Il faudrait également installer des banques de crédits agricoles à taux d’intérêt raisonnables, des magasins de vente de matériel et produits agricoles, un système rationnel organisé d’écoulement de produits vivriers, de stockage et de conservation des produits agricoles.

Un aéroport fonctionnel tous les jours, c’est des évacuations sanitaires, des séjours d’affaires, un service fret opérationnel, des vivres frais qui peuvent être destinés régulièrement à l’extérieur, en toute saison. Atteindre l’aéroport de Ourossogui pour plus de 600 km en 90 environ, c’est une opportunité économique qui s’ouvre pour tout un monde d’hommes d’affaires, d’investisseurs, de commerçants et de petits métiers.

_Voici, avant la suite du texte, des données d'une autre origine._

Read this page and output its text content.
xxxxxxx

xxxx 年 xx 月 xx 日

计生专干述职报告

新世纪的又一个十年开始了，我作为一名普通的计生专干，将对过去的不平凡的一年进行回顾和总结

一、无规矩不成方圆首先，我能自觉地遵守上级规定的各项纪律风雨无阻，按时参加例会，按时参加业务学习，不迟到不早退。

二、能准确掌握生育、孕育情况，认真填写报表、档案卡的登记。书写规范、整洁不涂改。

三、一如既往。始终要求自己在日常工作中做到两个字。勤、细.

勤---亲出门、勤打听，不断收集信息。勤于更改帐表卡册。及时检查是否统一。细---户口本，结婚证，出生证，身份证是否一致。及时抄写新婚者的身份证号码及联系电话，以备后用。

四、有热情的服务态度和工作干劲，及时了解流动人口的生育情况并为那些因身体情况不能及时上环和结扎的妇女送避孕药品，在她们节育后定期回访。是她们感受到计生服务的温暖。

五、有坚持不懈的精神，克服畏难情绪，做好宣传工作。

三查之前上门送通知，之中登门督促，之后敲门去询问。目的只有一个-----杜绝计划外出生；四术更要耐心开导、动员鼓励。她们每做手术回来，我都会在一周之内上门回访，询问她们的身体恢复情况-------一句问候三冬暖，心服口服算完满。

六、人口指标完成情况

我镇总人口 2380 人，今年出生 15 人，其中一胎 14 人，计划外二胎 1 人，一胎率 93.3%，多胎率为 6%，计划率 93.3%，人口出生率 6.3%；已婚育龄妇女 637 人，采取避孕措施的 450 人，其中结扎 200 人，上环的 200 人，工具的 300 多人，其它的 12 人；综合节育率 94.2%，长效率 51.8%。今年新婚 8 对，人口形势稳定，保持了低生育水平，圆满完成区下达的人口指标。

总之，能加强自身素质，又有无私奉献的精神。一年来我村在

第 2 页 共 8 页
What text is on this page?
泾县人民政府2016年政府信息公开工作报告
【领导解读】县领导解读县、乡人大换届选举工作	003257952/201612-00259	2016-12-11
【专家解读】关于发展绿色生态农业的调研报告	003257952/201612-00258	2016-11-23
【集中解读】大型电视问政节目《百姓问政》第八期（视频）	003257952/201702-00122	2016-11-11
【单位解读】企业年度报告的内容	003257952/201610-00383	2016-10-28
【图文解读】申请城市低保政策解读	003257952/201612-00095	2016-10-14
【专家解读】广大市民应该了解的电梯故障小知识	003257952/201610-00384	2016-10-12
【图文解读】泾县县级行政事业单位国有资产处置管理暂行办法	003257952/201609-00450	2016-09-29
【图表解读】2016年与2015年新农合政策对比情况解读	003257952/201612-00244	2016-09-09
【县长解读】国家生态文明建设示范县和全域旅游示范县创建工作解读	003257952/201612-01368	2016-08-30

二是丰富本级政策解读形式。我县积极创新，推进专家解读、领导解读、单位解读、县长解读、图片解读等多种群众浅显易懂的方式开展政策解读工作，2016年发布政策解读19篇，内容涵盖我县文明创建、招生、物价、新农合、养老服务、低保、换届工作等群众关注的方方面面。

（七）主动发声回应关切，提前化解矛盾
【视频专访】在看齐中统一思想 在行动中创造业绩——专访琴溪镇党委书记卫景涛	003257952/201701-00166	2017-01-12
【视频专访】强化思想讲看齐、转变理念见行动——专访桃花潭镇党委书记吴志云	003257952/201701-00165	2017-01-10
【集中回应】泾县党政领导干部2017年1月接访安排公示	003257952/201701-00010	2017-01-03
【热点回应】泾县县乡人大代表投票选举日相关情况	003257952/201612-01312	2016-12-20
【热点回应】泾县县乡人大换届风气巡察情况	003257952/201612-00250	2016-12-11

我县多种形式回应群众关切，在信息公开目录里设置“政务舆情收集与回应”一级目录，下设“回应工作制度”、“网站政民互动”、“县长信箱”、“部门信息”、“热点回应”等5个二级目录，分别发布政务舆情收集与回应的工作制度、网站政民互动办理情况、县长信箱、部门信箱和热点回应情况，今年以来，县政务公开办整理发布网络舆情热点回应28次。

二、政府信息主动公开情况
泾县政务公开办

Des opportunités sur le secteur hôtelier, le redéploiement des succursales des agences de voyage. Tout un travail : réservations, achats de billets, faire ses formalités d’enregistrement depuis l’aéroport de Ourossogui et l’aéroport international Blaise Diagne, devient une escale pour les vols par correspondance vers l’Europe, les Etats-Unis et d’autres destinations dans le monde.

Avec les populations du Fouta, le président Macky Sall est entrain de livrer son dernier round. Aura-t-il réalisé toutes ses promesses à date échue, pour se faire valider sa troisième candidature ou va-t-il faire du tape-à-l’œil pour les circonstances d’une visite présidentielle pour après s’éclipser et, à la fin, se retrouver rejeté par les Bandiraabe ?

Les élections municipales et départementales n’étant pas à l’ordre du jour pour l’année en cours, les populations ont l’avantage du “wait and see” ; elles attendront toujours le président sur le terrain des promesses tenues avant de se décider : l’axe Nawel-Dembancané, point de mire du courroux d’une partie très importante de l’électorat du Fouta.